5.      Before leaving the foundry and going on to tree felling let me mention one little guy who worked in there and who would turn up for work on the Monday morning just as black as he had gone home on the Friday teatime.  Takes all sorts I suppose.  Tree felling: this damned big house, miles away and the home of one of the Production Directors.  My job was to take a team and supervise the felling of a tree that would be shown to me.  I had never felled a tree in my life and certainly not one as big as this one pointed out to me and neither had anyone else.  Anyhow it was decided that if it was cut from a particular side it would topple harmlessly onto open ground and so the cutting began and it began to creek and head in the right direction.  But then it stopped and when it was eventually agreed and decided where it should be cut again, everyone, but the guy with the chainsaw, retired to a safe distance.  I stood with the rest of the team and watched as it slowly twisted on its base and began to fall towards the house pulling the guy on the rope, who's purpose it was to 'ensure' it went in the right direction, along with it.  Thankfully it was a solid gable end to the house and only the upper branches would reach and brush down it.  Pity about the glass conservatory below for when we cut all the branches away it became even more evident that only the low wall, on which it had been based, had survived.

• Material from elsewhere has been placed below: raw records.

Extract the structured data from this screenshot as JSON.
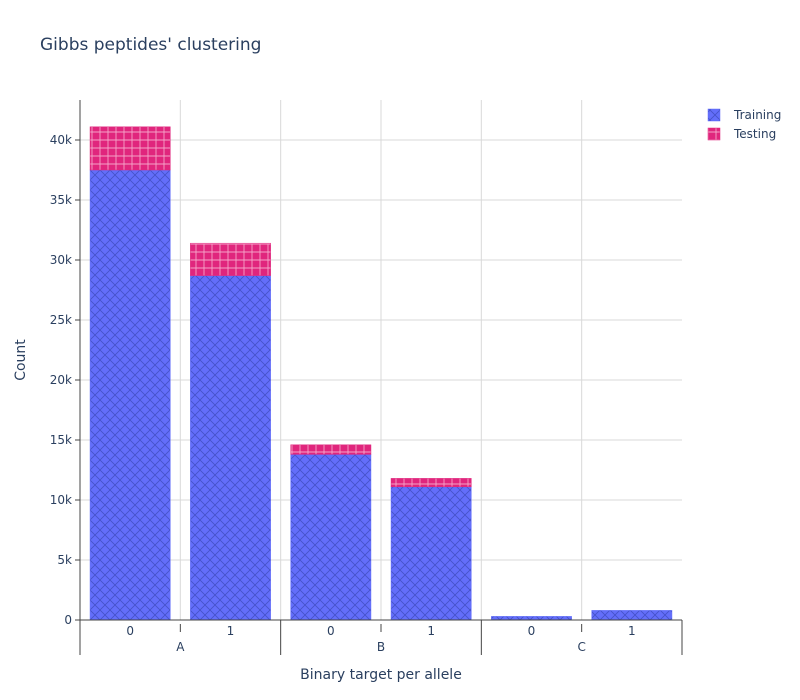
{
  "chart_data": {
    "type": "bar",
    "stacked": true,
    "title": "Gibbs peptides' clustering",
    "xlabel": "Binary target per allele",
    "ylabel": "Count",
    "groups": [
      {
        "name": "A",
        "categories": [
          "0",
          "1"
        ]
      },
      {
        "name": "B",
        "categories": [
          "0",
          "1"
        ]
      },
      {
        "name": "C",
        "categories": [
          "0",
          "1"
        ]
      }
    ],
    "series": [
      {
        "name": "Training",
        "color": "#636efa",
        "pattern": "crosshatch-x",
        "values": [
          37500,
          28700,
          13800,
          11100,
          300,
          800
        ]
      },
      {
        "name": "Testing",
        "color": "#e0267d",
        "pattern": "grid-plus",
        "values": [
          3600,
          2700,
          800,
          700,
          0,
          0
        ]
      }
    ],
    "ylim": [
      0,
      43333
    ],
    "yticks": [
      0,
      5000,
      10000,
      15000,
      20000,
      25000,
      30000,
      35000,
      40000
    ],
    "ytick_labels": [
      "0",
      "5k",
      "10k",
      "15k",
      "20k",
      "25k",
      "30k",
      "35k",
      "40k"
    ],
    "grid": true,
    "legend_position": "top-right"
  }
}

6.     Open days were quite some occasion and on my first I watched all the apprentices and the more mature students as they went up to receive their prizes from the Managing Director and decided I would rather like to be part of that.  Shortly after I saw the careers officer, who happened to be an Irish man and a Philosopher, and what a character.  We became and remained friends, at work, for many years.  He listened and asked questions about my background and academic achievements to date and suggested I work towards Production Engineering, specialising in Work Study or Time and Motion Study as it was also known, Methods Time Measurement and Materials Handling and all had 'Institutes' and recognised training courses and qualifications.  That was it, eyes down and arse up, as they say.  Imagine my surprise and sheer delight when the Plant Engineer called me in and said the Chief Production Engineer wanted to see me.  I started with an increase in pay, which from there on would be called a salary, with the magical £5000 a year in sight, the following Monday, but not before the Plant Engineer had offered me more to stay.  I thanked him and said no.  I was off into to the world of my own car parking space, the staff canteen, a pension scheme, an annual bonus and best suits, or mine was at the time, and young ladies all dressed to kill.  I had won a major prize and later went up to receive a more material one from the Managing Director on Open Day.  Little did I realise then that very shortly after that I would be on Christian name terms with him and nearly all his fellow Board Directors.  I won't bore you with the details of the job, let it be sufficient to say that I enjoyed every single minute of it, fought hard against those who held my background against me and rose to become Deputy Chief Work Study Engineer with my own office and secretary, a young lady as she was then, and a more mature one as she is now and still a great friend to this day, and married to a draughtsman colleague of mine.  Did I mention my own Internal and External telephones and listing in the company Phone Book, the later being a tremendous status symbol, but didn't pay any extra, in those days.

7.      Life was, to me, as near idyllic as a working man could get and I got tremendous satisfaction out of handling disputes, on behalf of the firm, with the various Unions over present and proposed working practices, policies, production disputes, pay and much more.